AbstractsComputer Science

Scalable and Energy Efficient Execution Methods for Multicore Systems

by Dong Li




Institution: Virginia Tech
Department: Computer Science
Degree: PhD
Year: 2011
Keywords: Performance Modeling and Analysis; Multicore Processors; Power-Aware Computing; Concurrency Throttling; High-Performance Computing
Record ID: 1915488
Full text PDF: http://scholar.lib.vt.edu/theses/available/etd-02022011-182442/


Abstract

Multicore architectures impose great pressure on resource management. The exploration spaces available for resource management increase explosively, especially for large-scale high end computing systems. The availability of abundant parallelism causes scalability concerns at all levels. Multicore architectures also impose pressure on power management. Growth in the number of cores causes continuous growth in power. In this dissertation, we introduce methods and techniques to enable scalable and energy efficient execution of parallel applications on multicore architectures.
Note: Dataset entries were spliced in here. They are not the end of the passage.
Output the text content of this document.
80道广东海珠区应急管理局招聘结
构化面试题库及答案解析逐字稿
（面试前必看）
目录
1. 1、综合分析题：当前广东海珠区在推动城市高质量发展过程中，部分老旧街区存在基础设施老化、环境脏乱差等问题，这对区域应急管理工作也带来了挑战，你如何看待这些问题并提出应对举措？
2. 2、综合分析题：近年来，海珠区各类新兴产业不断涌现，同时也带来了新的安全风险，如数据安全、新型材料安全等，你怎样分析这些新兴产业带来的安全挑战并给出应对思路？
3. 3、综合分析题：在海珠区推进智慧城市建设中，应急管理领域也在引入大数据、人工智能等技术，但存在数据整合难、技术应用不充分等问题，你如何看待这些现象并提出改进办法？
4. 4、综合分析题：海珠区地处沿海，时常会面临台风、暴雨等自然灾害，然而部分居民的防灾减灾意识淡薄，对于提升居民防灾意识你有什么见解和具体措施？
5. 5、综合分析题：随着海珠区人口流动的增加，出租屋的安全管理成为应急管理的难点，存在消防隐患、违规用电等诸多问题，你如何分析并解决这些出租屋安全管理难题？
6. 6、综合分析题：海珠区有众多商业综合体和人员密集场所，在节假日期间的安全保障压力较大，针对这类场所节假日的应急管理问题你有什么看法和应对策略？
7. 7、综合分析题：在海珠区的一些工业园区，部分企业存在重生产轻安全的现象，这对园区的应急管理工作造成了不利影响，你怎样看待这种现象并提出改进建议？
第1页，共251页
We study strategies and methodologies that combine DCT and DVFS for the hybrid MPI/OpenMP programming model. Our algorithms yield substantial energy saving (8.74% on average and up to 13.8%) with either negligible performance loss or performance gain (up to 7.5%). To save additional energy for high-end computing systems, we propose a power-aware MPI task aggregation framework. The framework predicts the performance effect of task aggregation in both computation and communication phases and its impact in terms of execution time and energy of MPI programs. Our framework provides accurate predictions that lead to substantial energy saving through aggregation (64.87% on average and up to 70.03%) with tolerable performance loss (under 5%). As we aggregate multiple MPI tasks within the same node, we have the scalability concern of memory registration for high performance networking. We propose a new memory registration/deregistration strategy to reduce registered memory on multicore architectures with helper threads. We investigate design polices and performance implications of the helper thread approach. Our method efficiently reduces registered memory (23.62% on average and up to 49.39%) and avoids memory registration/deregistration costs for reused communication memory. Our system enables the execution of application input sets that could not run to the completion with the memory registration limitation.